Jed Perl, the art critic for the New Republic, just finished reading biographies of Gertrude Stein and Vincent van Gogh and wonders how these deeply eccentric people managed to sway a hidebound and conservative culture. Perl declares,
the more closely we examine the age of the avant-garde, the more confounding our discoveries become. Our cultural technocrats, with their surveys, polls, and pie charts, cannot seem to persuade anybody of anything, certainly when compared with the avant-garde generations who transformed the cultural imagination of Europe, America, and much of the rest of the world. And they managed all this even though many of them were eccentric, maladroit, belligerent, restless, conniving, insecure, pedantic, or downright unstable.
Neither Stein nor van Gogh were alone. Both had excellent brothers. In Stein's case, her brother Leo helped her buy some of the early modernist paintings by Picasso and Matisse for which she's now better known than her writings. (The Steins bought Matisse's portrait of his wife, above, when the artist was still a relative unknown.) Van Gogh had his long-suffering brother Theo.
Leo and Theo were instrumental in connecting their siblings to a cultured bourgeoisie who were open, if not always eager, to consider new art forms. More than any other art form, painting appeals to the culturally ambitious. That's why Stein is more admired today for her taste in interior design than her writing.

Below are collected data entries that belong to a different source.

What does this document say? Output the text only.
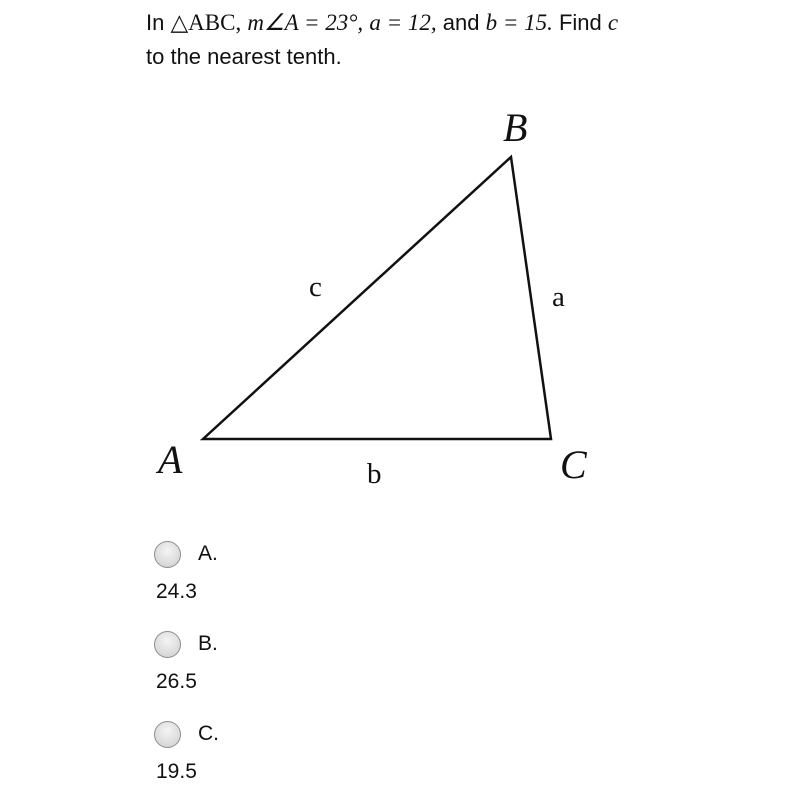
In △ABC, m∠A = 23°, a = 12, and b = 15. Find c
to the nearest tenth.
B
A	C
c	a
b
A.
24.3
B.
26.5
C.
19.5
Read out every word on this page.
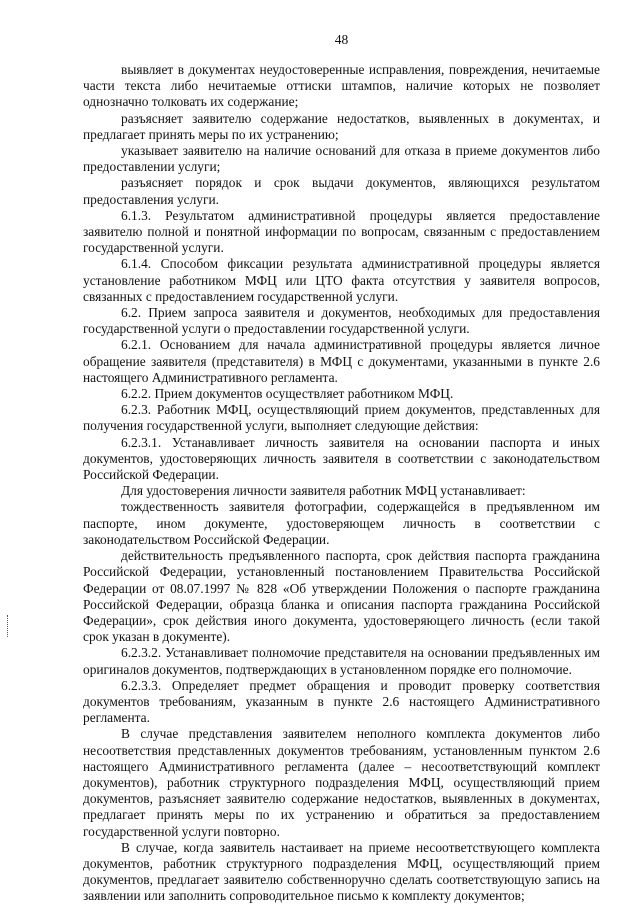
48

выявляет в документах неудостоверенные исправления, повреждения, нечитаемые части текста либо нечитаемые оттиски штампов, наличие которых не позволяет однозначно толковать их содержание;

разъясняет заявителю содержание недостатков, выявленных в документах, и предлагает принять меры по их устранению;

указывает заявителю на наличие оснований для отказа в приеме документов либо предоставлении услуги;

разъясняет порядок и срок выдачи документов, являющихся результатом предоставления услуги.

6.1.3. Результатом административной процедуры является предоставление заявителю полной и понятной информации по вопросам, связанным с предоставлением государственной услуги.

6.1.4. Способом фиксации результата административной процедуры является установление работником МФЦ или ЦТО факта отсутствия у заявителя вопросов, связанных с предоставлением государственной услуги.

6.2. Прием запроса заявителя и документов, необходимых для предоставления государственной услуги о предоставлении государственной услуги.

6.2.1. Основанием для начала административной процедуры является личное обращение заявителя (представителя) в МФЦ с документами, указанными в пункте 2.6 настоящего Административного регламента.

6.2.2. Прием документов осуществляет работником МФЦ.

6.2.3. Работник МФЦ, осуществляющий прием документов, представленных для получения государственной услуги, выполняет следующие действия:

6.2.3.1. Устанавливает личность заявителя на основании паспорта и иных документов, удостоверяющих личность заявителя в соответствии с законодательством Российской Федерации.

Для удостоверения личности заявителя работник МФЦ устанавливает:

тождественность заявителя фотографии, содержащейся в предъявленном им паспорте, ином документе, удостоверяющем личность в соответствии с законодательством Российской Федерации.

действительность предъявленного паспорта, срок действия паспорта гражданина Российской Федерации, установленный постановлением Правительства Российской Федерации от 08.07.1997 № 828 «Об утверждении Положения о паспорте гражданина Российской Федерации, образца бланка и описания паспорта гражданина Российской Федерации», срок действия иного документа, удостоверяющего личность (если такой срок указан в документе).

6.2.3.2. Устанавливает полномочие представителя на основании предъявленных им оригиналов документов, подтверждающих в установленном порядке его полномочие.

6.2.3.3. Определяет предмет обращения и проводит проверку соответствия документов требованиям, указанным в пункте 2.6 настоящего Административного регламента.

В случае представления заявителем неполного комплекта документов либо несоответствия представленных документов требованиям, установленным пунктом 2.6 настоящего Административного регламента (далее – несоответствующий комплект документов), работник структурного подразделения МФЦ, осуществляющий прием документов, разъясняет заявителю содержание недостатков, выявленных в документах, предлагает принять меры по их устранению и обратиться за предоставлением государственной услуги повторно.

В случае, когда заявитель настаивает на приеме несоответствующего комплекта документов, работник структурного подразделения МФЦ, осуществляющий прием документов, предлагает заявителю собственноручно сделать соответствующую запись на заявлении или заполнить сопроводительное письмо к комплекту документов;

Perl doesn't mention another function of the avant-garde besides expanding taste. The avant-garde also broke down the barriers between art institutions (museums, academies and the like) and other cultural practices. One famous example is the Armory Show of 1913, staged by an artists' organization rather than a museum or gallery and housed in a US National Guard armory in New York. In other words, the avant-garde assaulted not only conventional taste, but also the institutions that perpetuated those tastes.